I have been a vegetarian for about 8 years now, so things like tofu and mung beans sprouts are typical fare by now. But the one vegan staple that I have never attempted to make is vegan cashew cheese.
Cashew cheese can be anything from a sauce, to a more solid, crumbly form that you can toss in a salad or spread on crackers. I have never attempted it because every recipe I saw called for ingredients I didn’t have and wasn’t going to sell an organ to buy, like miso paste.
On one of my recent “I’m going to clean up my diet! Oh wait, is that Pinot Grigio?” kicks I decided I needed to reduce my dairy intake. We already use almond milk, so cheese is the main type of dairy consumed in my house. I decided to do some research and recipe testing and find a way to make some vegan mac and cheese. Ok, I didn’t say I was going to eat SUPER healthy.
This cashew cheese sauce was so incredibly easy, I can’t believe it took me this long to try it. And the cashew base is so versatile, I can see myself experimenting with a lot of different flavors in the future!
Every cashew cheese recipe begins with soaking cashews. This softens them, and also breaks down the phytic acids which can make nuts hard to digest. It is recommended that you soak the nuts overnight, but if I am in a big hurry I soak them in hot water (like, from my tea kettle) for an hour.

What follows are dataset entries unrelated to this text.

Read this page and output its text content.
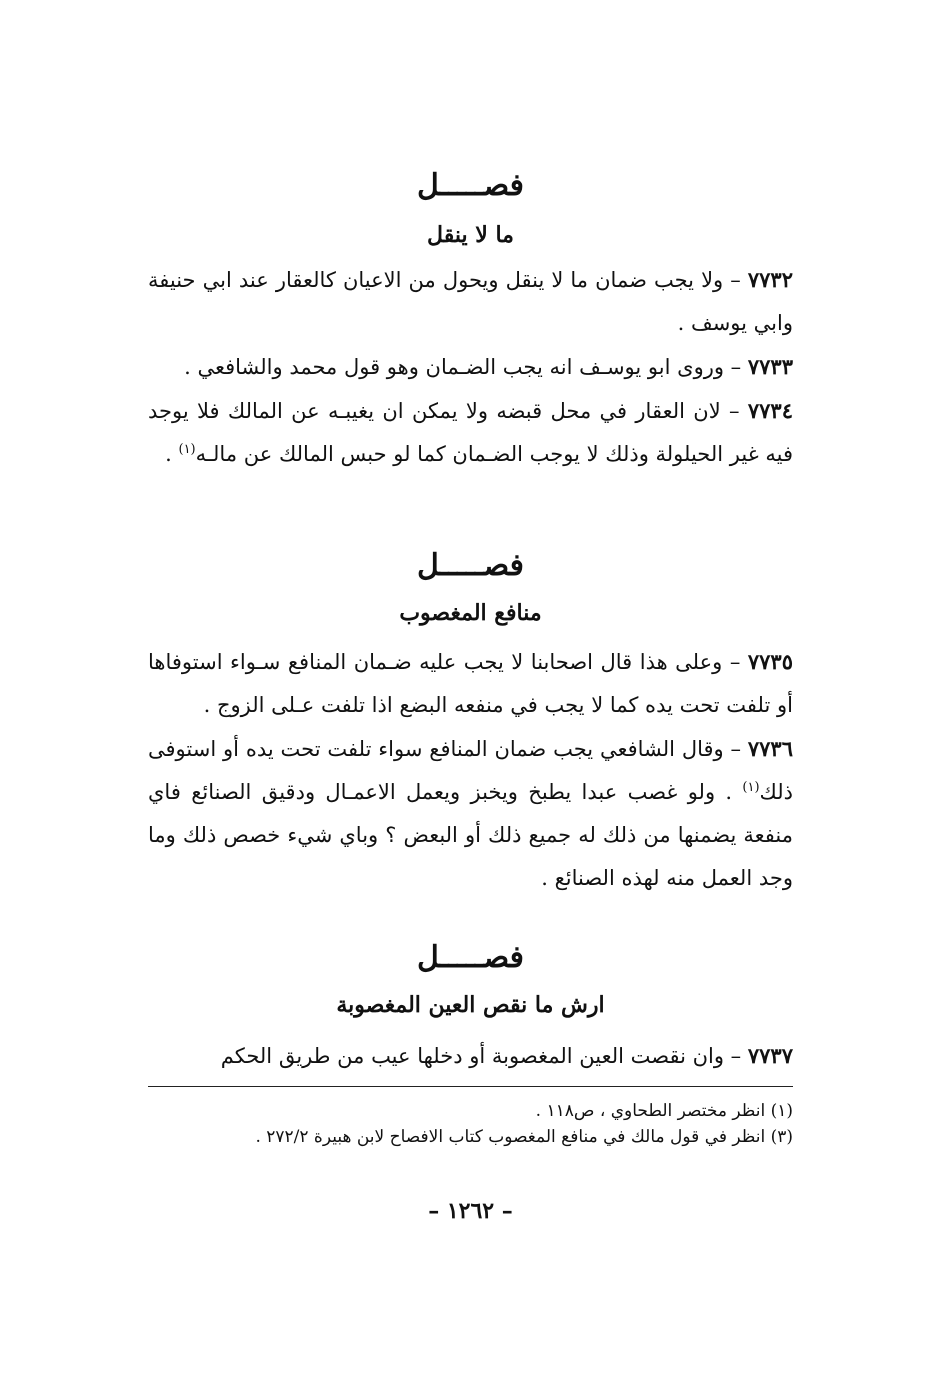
فصـــــل
ما لا ينقل
٧٧٣٢ – ولا يجب ضمان ما لا ينقل ويحول من الاعيان كالعقار عند ابي حنيفة وابي يوسف .
٧٧٣٣ – وروى ابو يوسـف انه يجب الضـمان وهو قول محمد والشافعي .
٧٧٣٤ – لان العقار في محل قبضه ولا يمكن ان يغيبـه عن المالك فلا يوجد فيه غير الحيلولة وذلك لا يوجب الضـمان كما لو حبس المالك عن مالـه$^{(١)}$ .
فصـــــل
منافع المغصوب
٧٧٣٥ – وعلى هذا قال اصحابنا لا يجب عليه ضـمان المنافع سـواء استوفاها أو تلفت تحت يده كما لا يجب في منفعه البضع اذا تلفت عـلى الزوج .
٧٧٣٦ – وقال الشافعي يجب ضمان المنافع سواء تلفت تحت يده أو استوفى ذلك$^{(١)}$ . ولو غصب عبدا يطبخ ويخبز ويعمل الاعمـال ودقيق الصنائع فاي منفعة يضمنها من ذلك له جميع ذلك أو البعض ؟ وباي شيء خصص ذلك وما وجد العمل منه لهذه الصنائع .
فصـــــل
ارش ما نقص العين المغصوبة
٧٧٣٧ – وان نقصت العين المغصوبة أو دخلها عيب من طريق الحكم
(١) انظر مختصر الطحاوي ، ص١١٨ .
(٣) انظر في قول مالك في منافع المغصوب كتاب الافصاح لابن هبيرة ٢٧٢/٢ .
– ١٢٦٢ –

I have gotten a lot of grief over the years because I have a Ninja Mega Kitchen System instead of a Vitamix. “You NEED a Vitamix for smooth nut butters.” “The Ninja doesn’t have enough power to make nut cheeses …” False! Now, I think Vitamix’s are pretty awesome, and someday I probably will own one, but if a $450 blender is not in your budget I am here to tell you the Ninja will get this cashew cheese to a completely smooth, liquid form. Now, not all Ninja’s are created equal. Many have lower wattage and horsepower and probably wouldn’t blend it smoothly. But this one gets the job done for a fraction of the price. Note that I do prefer to use the individual serving cup size of attachment vs the larger ones for the smoothest result.
Without further adieu …
- 1 Cup raw cashews, soaked
- 1 Cup unsweetened almond milk
- 1/2 C nutritional yeast flakes
- 1 minced garlic clove or 1/2 t garlic powder
- 1/2 t turmeric
- 1/2 t salt
- Mix all ingredients in a high speed blender until smooth. Salt to taste. Will keep covered in fridge for one week.